I’m missing it cos Uranium Club are playing that night but the Bug Club are back here next February playing a venue in Sunderland, so I’ll probably go to that instead. Good folk :saluting_face:

Good article. Closing venues, gentrification, general economics of being a musician are all factors for sure.

There’s parts of the debate that confuse me a little bit in how it’s laid out. And other things I think it’s worth adding in.

First off, as @Prob500 mentions, loads of bands are doing long tours. It’s a bit weird to use Coldplay and Get Cape as examples of bands doing short tours and point to that as the norm currently.
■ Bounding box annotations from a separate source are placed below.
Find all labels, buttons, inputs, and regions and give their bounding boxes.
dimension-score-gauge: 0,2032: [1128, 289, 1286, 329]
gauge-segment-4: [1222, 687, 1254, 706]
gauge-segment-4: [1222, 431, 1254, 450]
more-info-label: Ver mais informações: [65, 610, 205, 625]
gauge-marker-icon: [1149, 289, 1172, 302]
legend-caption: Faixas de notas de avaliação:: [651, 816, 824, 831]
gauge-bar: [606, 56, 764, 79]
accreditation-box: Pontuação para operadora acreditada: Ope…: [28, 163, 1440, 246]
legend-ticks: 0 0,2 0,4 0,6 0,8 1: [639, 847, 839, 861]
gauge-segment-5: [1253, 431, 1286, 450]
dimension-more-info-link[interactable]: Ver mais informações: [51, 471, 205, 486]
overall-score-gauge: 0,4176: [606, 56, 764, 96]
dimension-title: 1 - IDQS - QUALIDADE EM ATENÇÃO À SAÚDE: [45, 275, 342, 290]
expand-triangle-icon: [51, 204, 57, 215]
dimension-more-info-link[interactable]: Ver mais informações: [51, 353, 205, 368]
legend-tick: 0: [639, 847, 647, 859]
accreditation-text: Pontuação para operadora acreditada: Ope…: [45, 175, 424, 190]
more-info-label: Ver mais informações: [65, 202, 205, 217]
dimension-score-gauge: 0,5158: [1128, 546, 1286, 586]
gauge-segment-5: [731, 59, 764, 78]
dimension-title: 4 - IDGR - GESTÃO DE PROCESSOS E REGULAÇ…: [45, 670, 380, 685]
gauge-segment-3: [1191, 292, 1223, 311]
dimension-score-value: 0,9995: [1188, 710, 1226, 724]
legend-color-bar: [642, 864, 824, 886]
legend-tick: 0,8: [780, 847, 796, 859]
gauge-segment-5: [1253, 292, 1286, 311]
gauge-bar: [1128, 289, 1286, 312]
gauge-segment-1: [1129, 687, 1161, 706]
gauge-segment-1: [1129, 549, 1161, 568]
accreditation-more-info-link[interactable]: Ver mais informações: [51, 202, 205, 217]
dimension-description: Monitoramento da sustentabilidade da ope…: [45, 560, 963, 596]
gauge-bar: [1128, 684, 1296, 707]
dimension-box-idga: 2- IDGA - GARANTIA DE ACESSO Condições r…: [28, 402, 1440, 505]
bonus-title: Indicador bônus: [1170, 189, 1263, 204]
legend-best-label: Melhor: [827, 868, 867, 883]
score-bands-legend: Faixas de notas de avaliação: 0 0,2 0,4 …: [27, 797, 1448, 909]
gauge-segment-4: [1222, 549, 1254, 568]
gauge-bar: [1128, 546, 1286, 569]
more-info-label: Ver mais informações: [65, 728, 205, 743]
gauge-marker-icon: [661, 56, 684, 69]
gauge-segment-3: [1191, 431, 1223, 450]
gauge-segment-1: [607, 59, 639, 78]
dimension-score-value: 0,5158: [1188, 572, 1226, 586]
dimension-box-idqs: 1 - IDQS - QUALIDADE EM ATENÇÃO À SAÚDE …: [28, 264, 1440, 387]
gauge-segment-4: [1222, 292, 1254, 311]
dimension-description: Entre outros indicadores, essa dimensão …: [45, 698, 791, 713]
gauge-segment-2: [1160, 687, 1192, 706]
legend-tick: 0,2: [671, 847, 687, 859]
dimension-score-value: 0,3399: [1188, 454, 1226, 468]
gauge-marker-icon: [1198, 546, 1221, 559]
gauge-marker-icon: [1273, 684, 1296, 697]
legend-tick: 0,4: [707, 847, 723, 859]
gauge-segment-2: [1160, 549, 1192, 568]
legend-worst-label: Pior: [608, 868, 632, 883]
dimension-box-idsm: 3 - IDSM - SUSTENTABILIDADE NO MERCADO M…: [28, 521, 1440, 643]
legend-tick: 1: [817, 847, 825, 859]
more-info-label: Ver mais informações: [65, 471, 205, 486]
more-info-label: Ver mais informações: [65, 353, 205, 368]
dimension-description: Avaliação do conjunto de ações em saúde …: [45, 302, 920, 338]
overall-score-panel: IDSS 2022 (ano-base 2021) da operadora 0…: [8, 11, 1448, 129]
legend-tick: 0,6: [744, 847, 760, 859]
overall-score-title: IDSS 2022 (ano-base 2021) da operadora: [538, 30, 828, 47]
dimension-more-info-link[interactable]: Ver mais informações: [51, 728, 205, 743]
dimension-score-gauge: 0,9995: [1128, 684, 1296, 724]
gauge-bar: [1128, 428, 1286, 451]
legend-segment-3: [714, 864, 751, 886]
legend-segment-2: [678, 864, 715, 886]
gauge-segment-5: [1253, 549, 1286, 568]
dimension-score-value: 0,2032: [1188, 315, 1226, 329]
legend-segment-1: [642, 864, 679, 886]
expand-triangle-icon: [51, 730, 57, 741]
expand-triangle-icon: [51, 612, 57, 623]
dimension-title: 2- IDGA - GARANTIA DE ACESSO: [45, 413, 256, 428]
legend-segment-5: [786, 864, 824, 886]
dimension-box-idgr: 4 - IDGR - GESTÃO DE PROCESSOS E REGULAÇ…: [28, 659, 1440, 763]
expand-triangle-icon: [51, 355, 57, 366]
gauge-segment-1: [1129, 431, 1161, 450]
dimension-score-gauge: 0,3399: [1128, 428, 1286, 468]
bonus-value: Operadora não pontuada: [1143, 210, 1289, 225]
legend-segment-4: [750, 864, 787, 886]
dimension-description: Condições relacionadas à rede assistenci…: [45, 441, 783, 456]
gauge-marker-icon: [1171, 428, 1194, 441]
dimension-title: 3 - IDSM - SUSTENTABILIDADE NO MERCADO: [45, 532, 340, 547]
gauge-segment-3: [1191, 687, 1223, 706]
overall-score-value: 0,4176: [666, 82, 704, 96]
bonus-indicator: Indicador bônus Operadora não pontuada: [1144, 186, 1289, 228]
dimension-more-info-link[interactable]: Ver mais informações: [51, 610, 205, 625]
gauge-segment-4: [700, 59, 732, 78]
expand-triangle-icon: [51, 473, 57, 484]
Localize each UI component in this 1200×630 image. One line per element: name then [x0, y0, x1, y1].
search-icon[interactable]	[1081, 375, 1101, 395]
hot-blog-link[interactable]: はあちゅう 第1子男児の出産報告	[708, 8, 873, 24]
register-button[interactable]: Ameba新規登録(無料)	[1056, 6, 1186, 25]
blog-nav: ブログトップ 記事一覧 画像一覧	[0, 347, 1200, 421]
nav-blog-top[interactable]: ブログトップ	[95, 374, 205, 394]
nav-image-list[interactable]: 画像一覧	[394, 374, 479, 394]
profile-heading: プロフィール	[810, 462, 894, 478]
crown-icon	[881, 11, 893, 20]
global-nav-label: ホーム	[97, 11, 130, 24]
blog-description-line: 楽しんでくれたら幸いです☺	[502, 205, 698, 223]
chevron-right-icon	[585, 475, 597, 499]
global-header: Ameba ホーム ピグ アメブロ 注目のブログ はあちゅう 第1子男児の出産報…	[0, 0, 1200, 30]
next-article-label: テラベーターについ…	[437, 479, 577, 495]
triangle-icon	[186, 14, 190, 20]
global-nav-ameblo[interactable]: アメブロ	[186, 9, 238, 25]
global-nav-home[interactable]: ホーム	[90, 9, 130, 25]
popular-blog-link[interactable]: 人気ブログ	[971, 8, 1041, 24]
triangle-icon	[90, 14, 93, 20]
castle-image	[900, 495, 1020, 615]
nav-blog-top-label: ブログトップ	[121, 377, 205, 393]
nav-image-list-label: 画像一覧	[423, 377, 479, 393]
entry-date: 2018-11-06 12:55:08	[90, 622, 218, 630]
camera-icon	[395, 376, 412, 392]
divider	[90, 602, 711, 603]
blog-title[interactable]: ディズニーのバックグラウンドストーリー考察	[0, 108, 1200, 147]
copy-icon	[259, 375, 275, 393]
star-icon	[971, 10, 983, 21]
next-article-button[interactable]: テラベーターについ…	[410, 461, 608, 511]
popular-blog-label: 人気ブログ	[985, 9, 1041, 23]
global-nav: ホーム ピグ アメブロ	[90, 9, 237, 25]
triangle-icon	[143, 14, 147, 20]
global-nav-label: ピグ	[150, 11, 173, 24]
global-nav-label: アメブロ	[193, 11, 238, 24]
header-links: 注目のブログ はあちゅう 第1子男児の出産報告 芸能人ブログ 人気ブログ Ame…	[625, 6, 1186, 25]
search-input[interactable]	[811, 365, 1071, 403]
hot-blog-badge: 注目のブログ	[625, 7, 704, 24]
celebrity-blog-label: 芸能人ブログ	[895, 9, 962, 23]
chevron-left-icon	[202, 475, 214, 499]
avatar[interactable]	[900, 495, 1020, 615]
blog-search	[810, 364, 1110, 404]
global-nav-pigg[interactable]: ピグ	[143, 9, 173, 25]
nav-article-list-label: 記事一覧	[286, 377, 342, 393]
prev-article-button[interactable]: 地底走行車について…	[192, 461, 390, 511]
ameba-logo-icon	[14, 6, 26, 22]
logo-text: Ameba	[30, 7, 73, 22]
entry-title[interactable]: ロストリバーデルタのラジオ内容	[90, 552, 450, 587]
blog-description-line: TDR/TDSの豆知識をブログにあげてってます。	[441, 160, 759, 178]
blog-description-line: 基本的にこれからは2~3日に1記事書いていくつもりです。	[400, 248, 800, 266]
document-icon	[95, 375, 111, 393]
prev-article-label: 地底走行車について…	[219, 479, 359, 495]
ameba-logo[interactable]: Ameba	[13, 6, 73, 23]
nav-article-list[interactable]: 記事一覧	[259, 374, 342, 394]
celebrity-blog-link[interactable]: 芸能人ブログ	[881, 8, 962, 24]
I also don’t really look back on the idea of “54 dates as standard” in as rose tinted a way as it’s expressed here. Touring is, for a lot of artists, not that fun. Money aside, you’re away from home, it’s stressful… as a society we’re a bit more honest about mental health and wellbeing now, and I don’t think it’s too much of a stretch to see more bands doing shorter tours as part of having more autonomy about how much they actually want to be on the road (rather than being forced to do longer runs by labels etc).

An additional factor is the saturation of the touring industry since covid. Much like we saw with pressing plants. After covid, every fuckin’ band wanted to play live. I’ve never seen such long lead-ins for shows in my life as what I see currently. As an example, the latest gig I played had been booked 14 months ago. That would be unthinkable to me 5 years ago.

That all being said I agree with what Lisa Nandy and the MVT says. Grassroots venues closing eliminate cultural access for certain communities. It’s one of the reasons I put the effort into bringing niche acts to Plymouth. It’s also heartening to see Coldplay and the Piece Hall helping fund smaller venues to keep the broader ecosystem going.